NOTE: Each of the times and dates set out above is indicative only and may be adjusted by the Company and/or NCB, in which event details of the new times and dates will be notified, by way of an announcement issued via a Regulatory Information Service to the Irish Stock Exchange and the London Stock Exchange.


 

 

For Further Information:

 

Eamonn Rothwell, Chief Executive Officer                            Tel: +353 1 607 5628

Garry O'Dea, Finance Director                                             Tel: +353 1 607 5628

Shane Lawlor, NCB                                                            Tel: +353 1 611 5611

John Sheehan, NCB                                                           Tel: +353 1 611 5611



If Shareholders are in any doubt as to the action they should take in relation to the Tender Offer, they are recommended to seek their own financial advice from an independent financial adviser being, if they are resident in Ireland, an organisation or firm authorised under the European Communities (Markets in Financial Instruments) Regulations 2007 (Nos. 1 to 3) or the Investment Intermediaries Act 1995 (as amended) or, if they are resident in the United Kingdom, an organisation or firm authorised pursuant to the Financial Services and Markets Act 2000 of the United Kingdom or, if they are not so resident, from another appropriately authorised independent financial adviser.

 

This Announcement does not constitute, or form part of, any offer for or invitation to sell or purchase any securities, or any solicitation of any offer for, securities in any jurisdiction.

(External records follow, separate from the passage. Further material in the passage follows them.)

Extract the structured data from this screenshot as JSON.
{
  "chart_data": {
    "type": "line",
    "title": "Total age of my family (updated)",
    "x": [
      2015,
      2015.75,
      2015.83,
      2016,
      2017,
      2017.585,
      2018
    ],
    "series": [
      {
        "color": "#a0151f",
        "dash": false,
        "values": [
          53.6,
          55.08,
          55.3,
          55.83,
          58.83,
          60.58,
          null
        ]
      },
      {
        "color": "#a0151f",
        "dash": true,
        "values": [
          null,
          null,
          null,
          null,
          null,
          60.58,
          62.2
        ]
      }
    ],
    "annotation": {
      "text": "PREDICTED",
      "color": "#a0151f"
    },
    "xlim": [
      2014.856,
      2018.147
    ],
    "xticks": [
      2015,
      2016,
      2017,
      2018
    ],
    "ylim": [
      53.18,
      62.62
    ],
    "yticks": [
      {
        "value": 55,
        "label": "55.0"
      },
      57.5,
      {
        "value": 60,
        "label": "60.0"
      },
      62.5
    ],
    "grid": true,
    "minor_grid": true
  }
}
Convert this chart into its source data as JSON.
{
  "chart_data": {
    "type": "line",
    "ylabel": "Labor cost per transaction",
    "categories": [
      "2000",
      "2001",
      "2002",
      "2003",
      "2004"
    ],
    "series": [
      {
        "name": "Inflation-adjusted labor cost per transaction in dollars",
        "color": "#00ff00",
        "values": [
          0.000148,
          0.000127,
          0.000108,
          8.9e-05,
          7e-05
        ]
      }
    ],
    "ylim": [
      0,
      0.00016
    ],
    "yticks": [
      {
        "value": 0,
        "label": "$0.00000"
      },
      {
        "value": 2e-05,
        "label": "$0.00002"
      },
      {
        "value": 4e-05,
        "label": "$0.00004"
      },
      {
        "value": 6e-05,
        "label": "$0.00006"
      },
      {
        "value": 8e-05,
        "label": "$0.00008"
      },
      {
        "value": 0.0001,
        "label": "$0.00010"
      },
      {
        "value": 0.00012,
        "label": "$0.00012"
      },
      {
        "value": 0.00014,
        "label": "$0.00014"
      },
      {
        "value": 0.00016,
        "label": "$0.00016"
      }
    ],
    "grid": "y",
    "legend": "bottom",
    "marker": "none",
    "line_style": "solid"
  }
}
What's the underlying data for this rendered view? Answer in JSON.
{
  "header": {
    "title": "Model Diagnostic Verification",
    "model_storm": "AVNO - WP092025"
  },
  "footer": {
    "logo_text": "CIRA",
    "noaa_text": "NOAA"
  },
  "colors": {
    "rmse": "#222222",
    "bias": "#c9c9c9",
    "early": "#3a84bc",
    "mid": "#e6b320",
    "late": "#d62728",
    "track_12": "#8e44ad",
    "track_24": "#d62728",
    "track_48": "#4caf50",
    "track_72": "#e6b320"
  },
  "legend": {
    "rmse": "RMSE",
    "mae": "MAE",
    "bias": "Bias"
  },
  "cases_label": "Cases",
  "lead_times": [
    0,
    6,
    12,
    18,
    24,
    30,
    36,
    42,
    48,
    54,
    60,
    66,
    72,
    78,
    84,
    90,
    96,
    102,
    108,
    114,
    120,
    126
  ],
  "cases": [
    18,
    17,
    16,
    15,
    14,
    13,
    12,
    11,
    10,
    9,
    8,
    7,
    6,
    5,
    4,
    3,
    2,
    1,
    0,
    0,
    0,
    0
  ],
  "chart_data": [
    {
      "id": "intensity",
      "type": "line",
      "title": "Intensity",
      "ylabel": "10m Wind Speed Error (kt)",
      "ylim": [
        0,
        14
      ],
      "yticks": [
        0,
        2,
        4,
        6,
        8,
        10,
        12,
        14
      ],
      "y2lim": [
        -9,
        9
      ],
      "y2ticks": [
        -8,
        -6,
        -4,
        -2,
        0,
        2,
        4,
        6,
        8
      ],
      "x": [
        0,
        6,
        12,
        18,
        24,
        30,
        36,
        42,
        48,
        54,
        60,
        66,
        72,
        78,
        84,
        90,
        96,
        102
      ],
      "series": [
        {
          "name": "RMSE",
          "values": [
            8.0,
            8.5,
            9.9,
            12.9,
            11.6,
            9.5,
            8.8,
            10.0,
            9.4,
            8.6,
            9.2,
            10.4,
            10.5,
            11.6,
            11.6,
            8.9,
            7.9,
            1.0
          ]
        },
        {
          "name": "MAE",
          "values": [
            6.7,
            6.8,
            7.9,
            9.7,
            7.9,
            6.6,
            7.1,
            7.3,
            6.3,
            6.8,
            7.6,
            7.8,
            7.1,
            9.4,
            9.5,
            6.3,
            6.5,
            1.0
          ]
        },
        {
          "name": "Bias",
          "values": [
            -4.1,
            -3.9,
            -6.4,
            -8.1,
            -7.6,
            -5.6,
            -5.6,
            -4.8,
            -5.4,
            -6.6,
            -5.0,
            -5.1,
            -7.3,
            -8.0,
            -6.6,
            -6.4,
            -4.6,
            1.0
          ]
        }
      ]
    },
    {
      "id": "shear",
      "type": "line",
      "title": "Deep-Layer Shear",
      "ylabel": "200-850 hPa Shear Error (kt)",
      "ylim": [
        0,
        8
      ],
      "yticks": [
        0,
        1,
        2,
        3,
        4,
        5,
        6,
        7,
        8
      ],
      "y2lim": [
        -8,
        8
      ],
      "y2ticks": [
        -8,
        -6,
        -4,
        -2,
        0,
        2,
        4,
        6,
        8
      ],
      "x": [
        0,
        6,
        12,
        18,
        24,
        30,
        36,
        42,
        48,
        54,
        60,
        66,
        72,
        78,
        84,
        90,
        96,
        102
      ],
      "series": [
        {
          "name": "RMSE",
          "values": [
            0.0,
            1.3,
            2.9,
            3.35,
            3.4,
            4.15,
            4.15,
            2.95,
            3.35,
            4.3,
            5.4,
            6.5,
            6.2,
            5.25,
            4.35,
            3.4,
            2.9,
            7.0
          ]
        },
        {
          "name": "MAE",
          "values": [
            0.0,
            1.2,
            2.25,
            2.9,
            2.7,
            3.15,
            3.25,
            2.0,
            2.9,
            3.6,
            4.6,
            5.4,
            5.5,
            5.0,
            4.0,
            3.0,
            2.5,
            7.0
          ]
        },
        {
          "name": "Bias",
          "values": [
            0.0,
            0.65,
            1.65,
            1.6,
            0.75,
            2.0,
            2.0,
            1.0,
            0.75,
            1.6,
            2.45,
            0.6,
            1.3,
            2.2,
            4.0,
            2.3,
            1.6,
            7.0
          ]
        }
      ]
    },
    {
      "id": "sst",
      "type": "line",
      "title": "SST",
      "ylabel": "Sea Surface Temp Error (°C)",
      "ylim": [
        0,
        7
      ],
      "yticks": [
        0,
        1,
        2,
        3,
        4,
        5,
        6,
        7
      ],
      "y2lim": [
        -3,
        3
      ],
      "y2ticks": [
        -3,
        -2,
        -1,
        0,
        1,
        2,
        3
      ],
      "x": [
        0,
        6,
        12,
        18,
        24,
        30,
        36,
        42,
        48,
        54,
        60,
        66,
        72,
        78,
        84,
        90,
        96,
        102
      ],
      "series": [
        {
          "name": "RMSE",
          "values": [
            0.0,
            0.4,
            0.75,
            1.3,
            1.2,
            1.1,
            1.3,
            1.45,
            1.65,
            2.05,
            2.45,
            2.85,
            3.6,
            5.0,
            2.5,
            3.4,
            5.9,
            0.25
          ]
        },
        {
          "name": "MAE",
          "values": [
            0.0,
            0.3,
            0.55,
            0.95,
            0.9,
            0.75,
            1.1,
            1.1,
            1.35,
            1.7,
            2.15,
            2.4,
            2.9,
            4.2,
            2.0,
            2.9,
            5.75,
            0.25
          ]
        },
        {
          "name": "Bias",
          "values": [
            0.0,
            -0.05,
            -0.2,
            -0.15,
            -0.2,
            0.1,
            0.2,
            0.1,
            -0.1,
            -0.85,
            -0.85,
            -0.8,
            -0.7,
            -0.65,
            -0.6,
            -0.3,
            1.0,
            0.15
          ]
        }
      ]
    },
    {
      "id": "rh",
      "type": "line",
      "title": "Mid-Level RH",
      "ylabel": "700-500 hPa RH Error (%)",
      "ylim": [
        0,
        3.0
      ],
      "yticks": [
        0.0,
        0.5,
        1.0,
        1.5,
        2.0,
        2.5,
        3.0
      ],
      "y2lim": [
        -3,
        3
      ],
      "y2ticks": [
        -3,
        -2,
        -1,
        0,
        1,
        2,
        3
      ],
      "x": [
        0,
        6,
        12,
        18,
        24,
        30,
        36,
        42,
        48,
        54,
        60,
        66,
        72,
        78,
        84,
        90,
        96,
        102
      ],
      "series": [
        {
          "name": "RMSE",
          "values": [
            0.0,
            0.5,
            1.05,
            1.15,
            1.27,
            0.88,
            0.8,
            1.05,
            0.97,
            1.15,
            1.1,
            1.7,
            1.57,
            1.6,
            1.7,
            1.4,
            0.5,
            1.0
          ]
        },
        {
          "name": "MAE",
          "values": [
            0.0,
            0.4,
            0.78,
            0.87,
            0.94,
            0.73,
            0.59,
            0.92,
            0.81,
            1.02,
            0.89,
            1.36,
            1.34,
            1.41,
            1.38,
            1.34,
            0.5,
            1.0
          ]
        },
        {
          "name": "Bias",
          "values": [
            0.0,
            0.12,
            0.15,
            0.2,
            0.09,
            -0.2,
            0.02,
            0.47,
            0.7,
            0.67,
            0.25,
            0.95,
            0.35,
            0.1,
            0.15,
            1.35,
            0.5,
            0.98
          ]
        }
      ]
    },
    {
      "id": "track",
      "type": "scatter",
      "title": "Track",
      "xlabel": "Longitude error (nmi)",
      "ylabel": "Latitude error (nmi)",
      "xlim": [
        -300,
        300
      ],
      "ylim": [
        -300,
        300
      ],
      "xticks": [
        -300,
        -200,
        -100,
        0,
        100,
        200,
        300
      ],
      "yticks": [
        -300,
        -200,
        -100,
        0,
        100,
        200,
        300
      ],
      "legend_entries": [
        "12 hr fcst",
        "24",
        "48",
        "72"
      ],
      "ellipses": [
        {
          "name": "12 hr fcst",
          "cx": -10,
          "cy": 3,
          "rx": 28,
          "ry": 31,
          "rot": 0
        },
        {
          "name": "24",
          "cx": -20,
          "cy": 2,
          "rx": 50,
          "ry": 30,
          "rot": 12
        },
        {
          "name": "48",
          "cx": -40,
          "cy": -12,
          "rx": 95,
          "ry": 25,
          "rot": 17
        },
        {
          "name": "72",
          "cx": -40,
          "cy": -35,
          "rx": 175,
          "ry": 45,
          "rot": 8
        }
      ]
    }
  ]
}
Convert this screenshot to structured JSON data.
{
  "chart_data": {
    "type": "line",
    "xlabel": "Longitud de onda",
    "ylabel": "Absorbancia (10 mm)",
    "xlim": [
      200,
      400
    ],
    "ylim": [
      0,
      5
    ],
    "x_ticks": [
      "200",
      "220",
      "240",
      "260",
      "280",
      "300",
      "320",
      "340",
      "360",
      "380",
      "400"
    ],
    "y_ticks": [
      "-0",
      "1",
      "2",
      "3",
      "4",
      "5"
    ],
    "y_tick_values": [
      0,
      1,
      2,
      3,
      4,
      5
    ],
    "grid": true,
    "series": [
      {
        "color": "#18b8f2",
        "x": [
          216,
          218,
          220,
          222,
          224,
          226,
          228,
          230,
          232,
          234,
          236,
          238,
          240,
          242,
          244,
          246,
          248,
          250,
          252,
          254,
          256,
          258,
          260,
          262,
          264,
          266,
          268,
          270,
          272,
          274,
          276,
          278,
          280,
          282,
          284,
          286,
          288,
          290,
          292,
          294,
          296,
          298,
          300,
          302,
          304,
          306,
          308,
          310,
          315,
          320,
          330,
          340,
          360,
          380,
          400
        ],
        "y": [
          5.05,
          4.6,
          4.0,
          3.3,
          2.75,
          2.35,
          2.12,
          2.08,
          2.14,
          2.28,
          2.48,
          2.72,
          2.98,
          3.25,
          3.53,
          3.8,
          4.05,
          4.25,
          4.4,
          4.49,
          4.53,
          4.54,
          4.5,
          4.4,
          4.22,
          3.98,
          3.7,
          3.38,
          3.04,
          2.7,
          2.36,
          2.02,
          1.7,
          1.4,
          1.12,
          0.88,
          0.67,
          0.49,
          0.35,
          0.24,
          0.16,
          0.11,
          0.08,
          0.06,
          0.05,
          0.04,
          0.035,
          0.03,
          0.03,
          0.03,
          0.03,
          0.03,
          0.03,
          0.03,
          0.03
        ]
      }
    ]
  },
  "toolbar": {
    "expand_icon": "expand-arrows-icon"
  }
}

Any acceptance or other response to the Tender Offer should be made only on the basis of information contained in or referred to in the EGM Circular. The EGM Circular will contain important information, including the full terms and conditions of the Tender Offer, which shareholders are urged to read carefully. 

 

The Tender Offer is not being made in or into, and is not capable of acceptance in or from, Australia, Canada, Japan, the Republic of South Africa or the United States. Custodians, nominees and trustees should observe these restrictions and should not send or distribute documents in or into Australia, Canada, Japan, the Republic of South Africa or the United States.